The situation is open from police, and I can persue at any given time - no statute of limitation on that, however for now, I cannot face the prospect of court. Nor can I do it to my parents. I know many of you will scoff at the latter (and part of me is too). However, it’s all lost anyway; there’s nothing to reconcile- they’ve lost a daughter.

The court process would damage me more. Despite what they’ve done to me, I won’t see them lose jobs and so forth, and would be worried that could be interpreted as spite. And whilst they would (and have) done it to me, I’ll never do it to them. I’m just not that person.

OP posts:
KlutzyDraconequus · 21/09/2018 16:40

OP
That update is the epitome of rising above and not stooping to the same level.
You've nothing to feel bad about or regret. You've made the best choice for you and that's all that.matters. :)

pointythings · 21/09/2018 16:58

missdemeanour if you can use what you have learned from this to go fully NC and make your peace with that, it will have been worth it. I think looking to the future is the best thing for you now - counselling to come to terms with losing your parents and boosting your self-esteem, then rebuilding your life. As you take control, you will find you develop the confidence to manage healthy adult relationships and find happiness, and that is ultimately what really happens. Flowers

JungMum · 21/09/2018 17:03

Omg they are awful. Go no contact and dont feel guilt.

OhLookHeKickedTheBall · 21/09/2018 17:15

Do what you need to in order to heal yourself. If you think court will damage you then don't put yourself through it right now. I'd advise not totally ruling it out as an option though for the future, but nothing you need to think of at the current time.

Use the anger you're feeling, which will be in there along with all the other emotions, to drive you further in helping yourself. They don't deserve your attention, but you certainly deserve peace and healing.

Prawnofthepatriarchy · 21/09/2018 17:42

You're a very impressive woman, Littlemissdemeanour. I don't think I'd be as clear thinking and resolute in your shoes. Your reasons for not pressing charges against your parents make a lot of sense. Ironically, they will probably never acknowledge - or even realize - how much they owe you.

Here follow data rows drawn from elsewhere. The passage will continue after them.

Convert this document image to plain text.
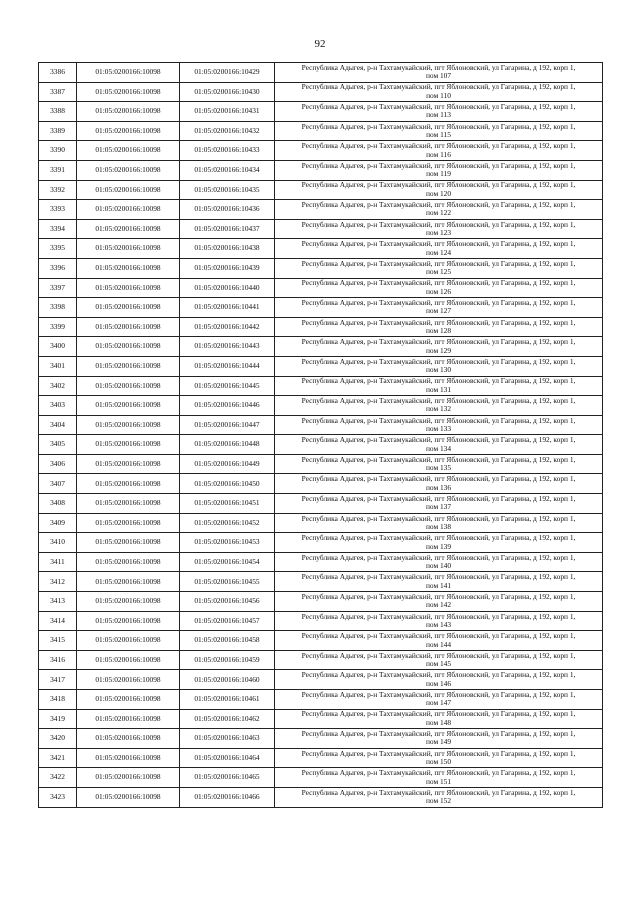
92
3386	01:05:0200166:10098	01:05:0200166:10429	Республика Адыгея, р-н Тахтамукайский, пгт Яблоновский, ул Гагарина, д 192, корп 1,
пом 107

3387	01:05:0200166:10098	01:05:0200166:10430	Республика Адыгея, р-н Тахтамукайский, пгт Яблоновский, ул Гагарина, д 192, корп 1,
пом 110

3388	01:05:0200166:10098	01:05:0200166:10431	Республика Адыгея, р-н Тахтамукайский, пгт Яблоновский, ул Гагарина, д 192, корп 1,
пом 113

3389	01:05:0200166:10098	01:05:0200166:10432	Республика Адыгея, р-н Тахтамукайский, пгт Яблоновский, ул Гагарина, д 192, корп 1,
пом 115

3390	01:05:0200166:10098	01:05:0200166:10433	Республика Адыгея, р-н Тахтамукайский, пгт Яблоновский, ул Гагарина, д 192, корп 1,
пом 116

3391	01:05:0200166:10098	01:05:0200166:10434	Республика Адыгея, р-н Тахтамукайский, пгт Яблоновский, ул Гагарина, д 192, корп 1,
пом 119

3392	01:05:0200166:10098	01:05:0200166:10435	Республика Адыгея, р-н Тахтамукайский, пгт Яблоновский, ул Гагарина, д 192, корп 1,
пом 120

3393	01:05:0200166:10098	01:05:0200166:10436	Республика Адыгея, р-н Тахтамукайский, пгт Яблоновский, ул Гагарина, д 192, корп 1,
пом 122

3394	01:05:0200166:10098	01:05:0200166:10437	Республика Адыгея, р-н Тахтамукайский, пгт Яблоновский, ул Гагарина, д 192, корп 1,
пом 123

3395	01:05:0200166:10098	01:05:0200166:10438	Республика Адыгея, р-н Тахтамукайский, пгт Яблоновский, ул Гагарина, д 192, корп 1,
пом 124

3396	01:05:0200166:10098	01:05:0200166:10439	Республика Адыгея, р-н Тахтамукайский, пгт Яблоновский, ул Гагарина, д 192, корп 1,
пом 125

3397	01:05:0200166:10098	01:05:0200166:10440	Республика Адыгея, р-н Тахтамукайский, пгт Яблоновский, ул Гагарина, д 192, корп 1,
пом 126

3398	01:05:0200166:10098	01:05:0200166:10441	Республика Адыгея, р-н Тахтамукайский, пгт Яблоновский, ул Гагарина, д 192, корп 1,
пом 127

3399	01:05:0200166:10098	01:05:0200166:10442	Республика Адыгея, р-н Тахтамукайский, пгт Яблоновский, ул Гагарина, д 192, корп 1,
пом 128

3400	01:05:0200166:10098	01:05:0200166:10443	Республика Адыгея, р-н Тахтамукайский, пгт Яблоновский, ул Гагарина, д 192, корп 1,
пом 129

3401	01:05:0200166:10098	01:05:0200166:10444	Республика Адыгея, р-н Тахтамукайский, пгт Яблоновский, ул Гагарина, д 192, корп 1,
пом 130

3402	01:05:0200166:10098	01:05:0200166:10445	Республика Адыгея, р-н Тахтамукайский, пгт Яблоновский, ул Гагарина, д 192, корп 1,
пом 131

3403	01:05:0200166:10098	01:05:0200166:10446	Республика Адыгея, р-н Тахтамукайский, пгт Яблоновский, ул Гагарина, д 192, корп 1,
пом 132

3404	01:05:0200166:10098	01:05:0200166:10447	Республика Адыгея, р-н Тахтамукайский, пгт Яблоновский, ул Гагарина, д 192, корп 1,
пом 133

3405	01:05:0200166:10098	01:05:0200166:10448	Республика Адыгея, р-н Тахтамукайский, пгт Яблоновский, ул Гагарина, д 192, корп 1,
пом 134

3406	01:05:0200166:10098	01:05:0200166:10449	Республика Адыгея, р-н Тахтамукайский, пгт Яблоновский, ул Гагарина, д 192, корп 1,
пом 135

3407	01:05:0200166:10098	01:05:0200166:10450	Республика Адыгея, р-н Тахтамукайский, пгт Яблоновский, ул Гагарина, д 192, корп 1,
пом 136

3408	01:05:0200166:10098	01:05:0200166:10451	Республика Адыгея, р-н Тахтамукайский, пгт Яблоновский, ул Гагарина, д 192, корп 1,
пом 137

3409	01:05:0200166:10098	01:05:0200166:10452	Республика Адыгея, р-н Тахтамукайский, пгт Яблоновский, ул Гагарина, д 192, корп 1,
пом 138

3410	01:05:0200166:10098	01:05:0200166:10453	Республика Адыгея, р-н Тахтамукайский, пгт Яблоновский, ул Гагарина, д 192, корп 1,
пом 139

3411	01:05:0200166:10098	01:05:0200166:10454	Республика Адыгея, р-н Тахтамукайский, пгт Яблоновский, ул Гагарина, д 192, корп 1,
пом 140

3412	01:05:0200166:10098	01:05:0200166:10455	Республика Адыгея, р-н Тахтамукайский, пгт Яблоновский, ул Гагарина, д 192, корп 1,
пом 141

3413	01:05:0200166:10098	01:05:0200166:10456	Республика Адыгея, р-н Тахтамукайский, пгт Яблоновский, ул Гагарина, д 192, корп 1,
пом 142

3414	01:05:0200166:10098	01:05:0200166:10457	Республика Адыгея, р-н Тахтамукайский, пгт Яблоновский, ул Гагарина, д 192, корп 1,
пом 143

3415	01:05:0200166:10098	01:05:0200166:10458	Республика Адыгея, р-н Тахтамукайский, пгт Яблоновский, ул Гагарина, д 192, корп 1,
пом 144

3416	01:05:0200166:10098	01:05:0200166:10459	Республика Адыгея, р-н Тахтамукайский, пгт Яблоновский, ул Гагарина, д 192, корп 1,
пом 145

3417	01:05:0200166:10098	01:05:0200166:10460	Республика Адыгея, р-н Тахтамукайский, пгт Яблоновский, ул Гагарина, д 192, корп 1,
пом 146

3418	01:05:0200166:10098	01:05:0200166:10461	Республика Адыгея, р-н Тахтамукайский, пгт Яблоновский, ул Гагарина, д 192, корп 1,
пом 147

3419	01:05:0200166:10098	01:05:0200166:10462	Республика Адыгея, р-н Тахтамукайский, пгт Яблоновский, ул Гагарина, д 192, корп 1,
пом 148

3420	01:05:0200166:10098	01:05:0200166:10463	Республика Адыгея, р-н Тахтамукайский, пгт Яблоновский, ул Гагарина, д 192, корп 1,
пом 149

3421	01:05:0200166:10098	01:05:0200166:10464	Республика Адыгея, р-н Тахтамукайский, пгт Яблоновский, ул Гагарина, д 192, корп 1,
пом 150

3422	01:05:0200166:10098	01:05:0200166:10465	Республика Адыгея, р-н Тахтамукайский, пгт Яблоновский, ул Гагарина, д 192, корп 1,
пом 151

3423	01:05:0200166:10098	01:05:0200166:10466	Республика Адыгея, р-н Тахтамукайский, пгт Яблоновский, ул Гагарина, д 192, корп 1,
пом 152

As you say, And whilst they would (and have) done it to me, I’ll never do it to them. I’m just not that person.

No, you're not, are you? You're a much finer person. Rising above is a sure route to preserve your self respect

NobodyToVoteForNow · 21/09/2018 17:52

They sound like my parents. Ive been nc with them for a couple of years and believe it or not the christmasses do get easier.

NobodyToVoteForNow · 21/09/2018 17:57

And actually, i think court would be a good idea in terms of closure. Convictions would make it abundantly clear who the 'bad guys' really are - most importantly in your mind. Take some time to really considee it, because if your parents are anything like mine, within a few weeks they will have created a narrative to share with the rest of the family which casts you sqaurely as the villain and them as the innocent victims. And for the sake of your future relationships with other family members it would be good to get in there first.